Order, Supreme Court, New York County (Cynthia Kern, J.), entered June 11, 2010, which denied the petition seeking to annul respondent’s determination, dated July 13, 2009, finding petitioner ineligible for public housing for five years, and dismissed the proceeding brought pursuant to CPLR article 78, unanimously affirmed, without costs.
The determination that petitioner is ineligible for public housing for five years was not arbitrary and capricious and did not lack a rational basis (see generally Slesinger v Department of Hous. Preserv. & Dev. of City of N.Y., 39 AD3d 246 [2007]). In *527making its determination, respondent relied on admissions made by petitioner as well as its admissions policy, which provides, in relevant part, that tenants subject to eviction from a Housing Authority apartment pursuant to a licensee action are ineligible for admission for five years from the date of the person’s move-out or eviction (see Matter of Tockwotten Assoc. v New York State Div. of Hous. & Community Renewal, 7 AD3d 453, 454 [2004] [“an agency’s determination, acting pursuant to legal authority and within its area of expertise, is entitled to deference”]). Here, petitioner was subject to eviction from the public housing residence pursuant to a licensee action because her sister vacated the subject apartment in 2001, and petitioner and her children were never added to the lease for the apartment.
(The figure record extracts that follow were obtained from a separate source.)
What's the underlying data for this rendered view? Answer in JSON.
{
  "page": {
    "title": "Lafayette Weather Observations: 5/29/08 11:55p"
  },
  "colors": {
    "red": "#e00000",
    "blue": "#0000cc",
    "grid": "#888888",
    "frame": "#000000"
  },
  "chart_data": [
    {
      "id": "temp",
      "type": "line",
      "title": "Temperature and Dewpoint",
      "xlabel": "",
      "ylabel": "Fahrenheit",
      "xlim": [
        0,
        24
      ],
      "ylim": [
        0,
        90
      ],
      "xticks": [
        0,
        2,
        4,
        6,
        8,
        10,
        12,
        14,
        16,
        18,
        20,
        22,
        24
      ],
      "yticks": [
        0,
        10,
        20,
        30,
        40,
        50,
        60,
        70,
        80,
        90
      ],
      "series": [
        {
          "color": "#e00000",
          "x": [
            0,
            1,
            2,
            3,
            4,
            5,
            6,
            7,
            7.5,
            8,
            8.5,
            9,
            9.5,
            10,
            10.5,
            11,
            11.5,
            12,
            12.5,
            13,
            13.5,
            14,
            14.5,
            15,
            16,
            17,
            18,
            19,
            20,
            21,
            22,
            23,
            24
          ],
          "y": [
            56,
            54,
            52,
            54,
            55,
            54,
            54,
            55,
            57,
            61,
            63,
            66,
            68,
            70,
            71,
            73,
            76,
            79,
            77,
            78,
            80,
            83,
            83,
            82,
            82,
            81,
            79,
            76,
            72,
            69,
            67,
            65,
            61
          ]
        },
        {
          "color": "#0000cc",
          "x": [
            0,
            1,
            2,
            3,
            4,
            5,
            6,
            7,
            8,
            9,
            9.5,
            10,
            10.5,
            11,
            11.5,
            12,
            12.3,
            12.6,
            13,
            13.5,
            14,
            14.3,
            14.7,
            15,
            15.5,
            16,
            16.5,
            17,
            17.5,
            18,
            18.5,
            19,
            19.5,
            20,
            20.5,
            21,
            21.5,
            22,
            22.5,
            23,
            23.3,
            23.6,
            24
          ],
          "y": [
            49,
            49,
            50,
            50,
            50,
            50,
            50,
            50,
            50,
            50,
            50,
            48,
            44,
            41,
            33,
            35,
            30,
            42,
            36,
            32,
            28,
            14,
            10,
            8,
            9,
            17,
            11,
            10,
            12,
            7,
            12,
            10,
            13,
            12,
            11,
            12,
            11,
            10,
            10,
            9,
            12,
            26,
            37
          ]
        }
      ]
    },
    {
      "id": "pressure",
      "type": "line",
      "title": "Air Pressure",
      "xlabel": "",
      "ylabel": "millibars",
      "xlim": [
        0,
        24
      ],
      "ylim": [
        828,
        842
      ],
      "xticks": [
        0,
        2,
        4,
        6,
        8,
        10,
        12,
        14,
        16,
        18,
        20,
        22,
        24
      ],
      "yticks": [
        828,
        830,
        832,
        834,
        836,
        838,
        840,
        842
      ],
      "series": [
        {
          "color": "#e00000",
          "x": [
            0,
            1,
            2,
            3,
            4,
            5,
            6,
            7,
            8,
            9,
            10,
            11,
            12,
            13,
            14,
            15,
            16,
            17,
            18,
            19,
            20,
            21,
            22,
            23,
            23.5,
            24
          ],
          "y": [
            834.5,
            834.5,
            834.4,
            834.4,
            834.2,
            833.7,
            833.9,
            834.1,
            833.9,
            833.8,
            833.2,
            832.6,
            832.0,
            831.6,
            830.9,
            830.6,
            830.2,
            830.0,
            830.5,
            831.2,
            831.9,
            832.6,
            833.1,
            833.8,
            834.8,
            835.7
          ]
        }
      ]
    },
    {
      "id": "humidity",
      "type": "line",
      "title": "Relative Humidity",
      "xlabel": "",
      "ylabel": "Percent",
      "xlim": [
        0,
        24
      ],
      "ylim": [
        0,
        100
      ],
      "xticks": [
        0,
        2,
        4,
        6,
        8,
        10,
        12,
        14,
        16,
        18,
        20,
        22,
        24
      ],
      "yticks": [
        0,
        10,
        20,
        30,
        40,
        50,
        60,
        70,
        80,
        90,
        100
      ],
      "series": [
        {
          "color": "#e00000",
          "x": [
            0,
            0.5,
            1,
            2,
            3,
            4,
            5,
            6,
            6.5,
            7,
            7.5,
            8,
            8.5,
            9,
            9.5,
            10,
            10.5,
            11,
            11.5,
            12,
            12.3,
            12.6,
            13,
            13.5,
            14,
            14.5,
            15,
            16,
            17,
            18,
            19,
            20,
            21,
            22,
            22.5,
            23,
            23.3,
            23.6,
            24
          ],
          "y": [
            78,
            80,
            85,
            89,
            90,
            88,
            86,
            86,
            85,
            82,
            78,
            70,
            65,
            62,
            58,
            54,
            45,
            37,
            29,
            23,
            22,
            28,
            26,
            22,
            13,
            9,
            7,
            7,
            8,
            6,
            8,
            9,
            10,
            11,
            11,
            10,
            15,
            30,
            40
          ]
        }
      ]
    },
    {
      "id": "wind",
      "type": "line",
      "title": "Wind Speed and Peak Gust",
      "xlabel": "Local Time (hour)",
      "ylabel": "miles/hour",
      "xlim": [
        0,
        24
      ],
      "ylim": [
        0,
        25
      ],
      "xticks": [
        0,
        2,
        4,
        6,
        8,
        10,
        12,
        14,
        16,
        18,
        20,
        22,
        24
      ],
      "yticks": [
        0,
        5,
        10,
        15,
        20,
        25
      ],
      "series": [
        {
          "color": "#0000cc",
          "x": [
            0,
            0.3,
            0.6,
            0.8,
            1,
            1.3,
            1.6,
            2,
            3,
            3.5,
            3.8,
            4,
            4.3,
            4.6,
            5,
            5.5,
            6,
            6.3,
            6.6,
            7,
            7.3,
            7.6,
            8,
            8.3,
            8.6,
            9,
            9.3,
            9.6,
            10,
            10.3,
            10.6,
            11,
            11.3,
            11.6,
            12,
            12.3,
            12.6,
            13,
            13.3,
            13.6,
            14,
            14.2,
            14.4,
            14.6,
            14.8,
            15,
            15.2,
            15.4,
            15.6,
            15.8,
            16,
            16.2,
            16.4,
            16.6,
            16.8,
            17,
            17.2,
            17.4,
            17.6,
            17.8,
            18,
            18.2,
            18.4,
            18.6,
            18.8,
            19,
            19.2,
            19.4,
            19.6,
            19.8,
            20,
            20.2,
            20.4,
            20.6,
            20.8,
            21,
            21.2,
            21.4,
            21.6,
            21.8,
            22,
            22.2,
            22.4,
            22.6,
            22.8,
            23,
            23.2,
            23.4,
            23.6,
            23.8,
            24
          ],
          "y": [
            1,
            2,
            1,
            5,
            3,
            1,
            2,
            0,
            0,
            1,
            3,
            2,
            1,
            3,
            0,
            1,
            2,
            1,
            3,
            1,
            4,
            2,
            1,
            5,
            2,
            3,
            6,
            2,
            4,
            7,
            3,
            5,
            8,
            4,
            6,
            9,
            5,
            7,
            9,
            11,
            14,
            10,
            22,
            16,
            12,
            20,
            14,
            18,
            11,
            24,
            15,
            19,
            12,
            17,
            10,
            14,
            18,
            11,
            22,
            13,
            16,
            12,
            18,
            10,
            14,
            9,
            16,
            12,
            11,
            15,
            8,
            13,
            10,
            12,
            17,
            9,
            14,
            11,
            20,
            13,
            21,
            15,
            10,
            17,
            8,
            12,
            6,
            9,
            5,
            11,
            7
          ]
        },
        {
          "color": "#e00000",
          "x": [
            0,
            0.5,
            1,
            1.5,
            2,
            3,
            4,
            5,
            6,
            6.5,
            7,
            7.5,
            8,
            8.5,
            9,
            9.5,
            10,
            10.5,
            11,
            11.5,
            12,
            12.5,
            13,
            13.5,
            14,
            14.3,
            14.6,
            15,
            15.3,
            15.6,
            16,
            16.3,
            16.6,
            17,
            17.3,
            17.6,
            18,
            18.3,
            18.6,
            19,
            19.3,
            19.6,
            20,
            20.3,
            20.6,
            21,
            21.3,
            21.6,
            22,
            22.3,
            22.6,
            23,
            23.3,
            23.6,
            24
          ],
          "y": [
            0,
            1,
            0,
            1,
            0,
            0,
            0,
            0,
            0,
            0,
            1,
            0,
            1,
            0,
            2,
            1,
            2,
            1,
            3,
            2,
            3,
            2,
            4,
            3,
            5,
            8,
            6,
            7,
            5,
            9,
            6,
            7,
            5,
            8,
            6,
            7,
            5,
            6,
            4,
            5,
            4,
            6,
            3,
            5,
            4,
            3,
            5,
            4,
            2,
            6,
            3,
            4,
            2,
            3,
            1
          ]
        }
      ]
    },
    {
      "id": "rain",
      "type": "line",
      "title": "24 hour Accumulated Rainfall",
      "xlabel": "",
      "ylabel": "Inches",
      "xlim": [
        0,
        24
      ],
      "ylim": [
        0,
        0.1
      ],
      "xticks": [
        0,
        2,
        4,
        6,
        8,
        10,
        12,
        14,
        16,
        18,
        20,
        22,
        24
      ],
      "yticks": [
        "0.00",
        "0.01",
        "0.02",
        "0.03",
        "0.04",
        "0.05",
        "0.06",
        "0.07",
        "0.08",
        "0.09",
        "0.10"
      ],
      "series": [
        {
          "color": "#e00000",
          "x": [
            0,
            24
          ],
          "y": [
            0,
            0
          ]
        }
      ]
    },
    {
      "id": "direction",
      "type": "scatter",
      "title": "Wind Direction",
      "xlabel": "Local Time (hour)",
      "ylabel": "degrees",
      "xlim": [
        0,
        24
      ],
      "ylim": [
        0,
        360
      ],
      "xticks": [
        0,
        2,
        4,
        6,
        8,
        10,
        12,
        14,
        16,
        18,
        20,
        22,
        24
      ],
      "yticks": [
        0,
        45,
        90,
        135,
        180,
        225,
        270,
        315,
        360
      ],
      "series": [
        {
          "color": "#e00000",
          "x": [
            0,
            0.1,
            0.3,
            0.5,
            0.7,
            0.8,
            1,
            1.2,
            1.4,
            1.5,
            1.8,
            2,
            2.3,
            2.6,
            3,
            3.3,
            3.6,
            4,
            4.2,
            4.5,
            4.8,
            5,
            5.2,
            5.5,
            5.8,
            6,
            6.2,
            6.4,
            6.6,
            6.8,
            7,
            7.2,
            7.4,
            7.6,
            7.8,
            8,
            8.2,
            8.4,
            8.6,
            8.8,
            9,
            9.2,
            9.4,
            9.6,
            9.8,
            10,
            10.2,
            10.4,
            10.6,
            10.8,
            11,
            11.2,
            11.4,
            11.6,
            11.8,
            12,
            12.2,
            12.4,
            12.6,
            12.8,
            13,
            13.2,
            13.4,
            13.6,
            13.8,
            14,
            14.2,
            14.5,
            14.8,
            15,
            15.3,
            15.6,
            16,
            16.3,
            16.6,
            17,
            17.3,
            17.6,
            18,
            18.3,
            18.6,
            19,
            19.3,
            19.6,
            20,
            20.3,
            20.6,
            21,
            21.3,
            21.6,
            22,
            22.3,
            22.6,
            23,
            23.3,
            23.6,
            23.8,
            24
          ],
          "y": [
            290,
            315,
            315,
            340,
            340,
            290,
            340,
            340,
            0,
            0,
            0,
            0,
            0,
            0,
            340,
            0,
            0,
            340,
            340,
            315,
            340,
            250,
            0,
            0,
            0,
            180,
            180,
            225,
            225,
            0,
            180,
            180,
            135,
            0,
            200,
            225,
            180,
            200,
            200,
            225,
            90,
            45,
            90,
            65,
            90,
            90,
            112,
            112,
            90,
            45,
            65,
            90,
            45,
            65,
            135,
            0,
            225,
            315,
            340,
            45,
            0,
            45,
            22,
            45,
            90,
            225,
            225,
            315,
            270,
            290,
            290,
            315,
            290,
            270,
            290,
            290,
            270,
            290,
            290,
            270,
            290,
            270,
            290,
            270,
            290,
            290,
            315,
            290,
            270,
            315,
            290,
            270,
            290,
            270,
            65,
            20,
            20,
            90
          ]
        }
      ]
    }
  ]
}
Contrary to petitioner’s argument that her eligibility application should be granted because a judge of the Civil Court instructed her to file an application for public housing under her own name, respondent cannot be compelled to approve petitioner’s application, since she had no clear right to the relief requested (see e.g. Klostermann v Cuomo, 61 NY2d 525, 539 [1984]). Similarly, to the extent that petitioner claims that employees of respondent misinformed her about respondent’s policies and she relied upon such statements, an agency “cannot be estopped from invoking [its] regulations” (Taylor v New York State Div. of Hous. & Community Renewal, 73 AD3d 634 [2010]).
Petitioner’s reliance on the fact that she occasionally paid rent while she resided in her sister’s apartment without respondent’s authorization, is misplaced. These payments did not make her an authorized tenant of public housing (see Matter of Barnhill v New York City Hous. Auth., 280 AD2d 339 [2001]).
We have considered petitioner’s remaining arguments and find them unavailing. Concur — Mazzarelli, J.P., Andrias, Moskowitz, Richter and Manzanet-Daniels, JJ. [Prior Case History: 27 Misc 3d 1235(A), 2010 NY Slip Op 51044(U).]